A Growing Field And Shrinking Options
An October 26th New York Times article reports that the Federal Reserve has jumped into the ring of government interests now actively investigating mortgage servicing and foreclosure practices. Federal Reserve Chair, Ben Bernake has announced that an "in depth" review of the nation's largest morgage servicers' is underway, and that preliminary results should be announced next month. So, similar to the States, the federal government is looking for evidence of improper foreclosures.
For those keeping score, we now have a cooalition of every State Attorney General's office, scores of State banking commissioners,the Federal Reserve and HUD all investigating the same issues. And, while the State Attorneys General are fielding daily press inquiries and pressure for a foreclosure moratorium, HUD Secretary Shaun Donovan was quoted as saying that "the federal government has found no systemic issues underlying legal documents," which is a fairly astonishing comment for two reasons. First, the Fed's preliminary report is not even due out until November. Second, and more importantly, it is the first signal that there is likely to be a chasm of perspective between the feds and the State law enforcement officials that are investigating this issue. From a policy perspective, the federal government cannot allow the mortgage servicing industry to be imperiled, and a lengthy foreclosure moratorium is untenable. The scope of the related economic impact would simply be too large. Meanwhile, the States are faced with identifying an actual cooalition that must be centered on similar policy and State laws and who can work together toward a global resolution,another difficult challenge.

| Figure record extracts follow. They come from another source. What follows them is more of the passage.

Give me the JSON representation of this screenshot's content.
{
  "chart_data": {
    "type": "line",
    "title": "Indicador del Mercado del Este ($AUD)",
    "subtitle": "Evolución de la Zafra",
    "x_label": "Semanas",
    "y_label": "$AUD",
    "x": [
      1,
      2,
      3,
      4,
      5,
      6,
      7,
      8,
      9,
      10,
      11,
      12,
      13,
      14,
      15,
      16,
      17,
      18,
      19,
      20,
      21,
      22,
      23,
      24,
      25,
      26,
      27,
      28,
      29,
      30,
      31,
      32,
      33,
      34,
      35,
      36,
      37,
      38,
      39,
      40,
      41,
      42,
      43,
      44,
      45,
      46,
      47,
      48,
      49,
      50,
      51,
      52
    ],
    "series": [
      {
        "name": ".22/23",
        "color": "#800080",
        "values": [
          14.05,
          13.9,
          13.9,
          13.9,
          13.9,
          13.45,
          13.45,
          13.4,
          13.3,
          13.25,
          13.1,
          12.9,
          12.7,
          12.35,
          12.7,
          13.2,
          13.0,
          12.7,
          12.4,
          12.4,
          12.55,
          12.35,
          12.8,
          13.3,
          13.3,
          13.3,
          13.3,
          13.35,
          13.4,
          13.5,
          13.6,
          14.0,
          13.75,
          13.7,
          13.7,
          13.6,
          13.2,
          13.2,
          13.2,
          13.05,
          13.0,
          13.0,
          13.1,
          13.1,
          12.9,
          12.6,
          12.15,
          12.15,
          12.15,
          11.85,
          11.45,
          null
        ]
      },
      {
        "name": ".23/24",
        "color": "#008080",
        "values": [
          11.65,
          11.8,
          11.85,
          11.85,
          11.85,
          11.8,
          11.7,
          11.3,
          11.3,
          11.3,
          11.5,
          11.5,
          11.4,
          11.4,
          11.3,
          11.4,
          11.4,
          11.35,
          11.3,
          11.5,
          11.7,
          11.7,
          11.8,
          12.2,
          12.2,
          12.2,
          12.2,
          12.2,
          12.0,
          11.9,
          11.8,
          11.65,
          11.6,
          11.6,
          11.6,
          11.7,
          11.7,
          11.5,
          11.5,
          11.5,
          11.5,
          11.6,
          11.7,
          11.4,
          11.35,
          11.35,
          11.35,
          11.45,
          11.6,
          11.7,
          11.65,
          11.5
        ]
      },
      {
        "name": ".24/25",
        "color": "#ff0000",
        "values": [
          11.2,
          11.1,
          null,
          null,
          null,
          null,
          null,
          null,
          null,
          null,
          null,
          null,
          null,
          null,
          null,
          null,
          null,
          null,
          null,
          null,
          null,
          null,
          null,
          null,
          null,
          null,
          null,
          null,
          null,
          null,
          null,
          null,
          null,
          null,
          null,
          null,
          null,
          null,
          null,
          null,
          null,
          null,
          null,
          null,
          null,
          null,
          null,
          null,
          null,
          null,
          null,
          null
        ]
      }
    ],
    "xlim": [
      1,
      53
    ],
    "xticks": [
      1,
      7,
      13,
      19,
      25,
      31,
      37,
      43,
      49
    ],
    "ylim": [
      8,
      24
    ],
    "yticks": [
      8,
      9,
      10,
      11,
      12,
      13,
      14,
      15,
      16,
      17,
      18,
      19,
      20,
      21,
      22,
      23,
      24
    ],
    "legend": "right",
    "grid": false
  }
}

So, how does this play itself out? Well, mortgage servicers are not likely to be singled out individually, because there simply aren't sufficient resources to conduct the number of necessary investigations. The States will want an industry task force, similar to the one that the States themselves have designed, to interface with the States and forge a resolution. Initially, those involved will be down in the weeds arguing over issues such as robosigning and improper notarization, but that will ultimately give way to broader policy discussions and a resolution that is palatable to the industry and that focuses more on the future than on the past.
In the mean time, look for words of encouragement to the industry from the federal government, a flat report from the Federal Reserve and relative quiet from the State Attorneys General, whose boots-on-the-ground lawyers have already seen the problems and are concerned with identifying a practical solution. Turns out, it is lost on no one that as goes the mortgage servicing industry and the resolution of the current issues, so goes the economy for the foreseeable future, but the States aren't ready just yet to concur that all should be forgiven. That will take some work. In the interim, what is the worst mistake that a mortgage servicer can make? That would be to say that there are no issues in its shop without knowing...really knowing, not robo-knowing, for sure that the statement is correct. The most clear and present danger? Tone deafness and misunderstanding that it may well be better to admit some problems now and fix them than to claim perfection and force investigators' hands. Sometimes it is better to be part of the crowd.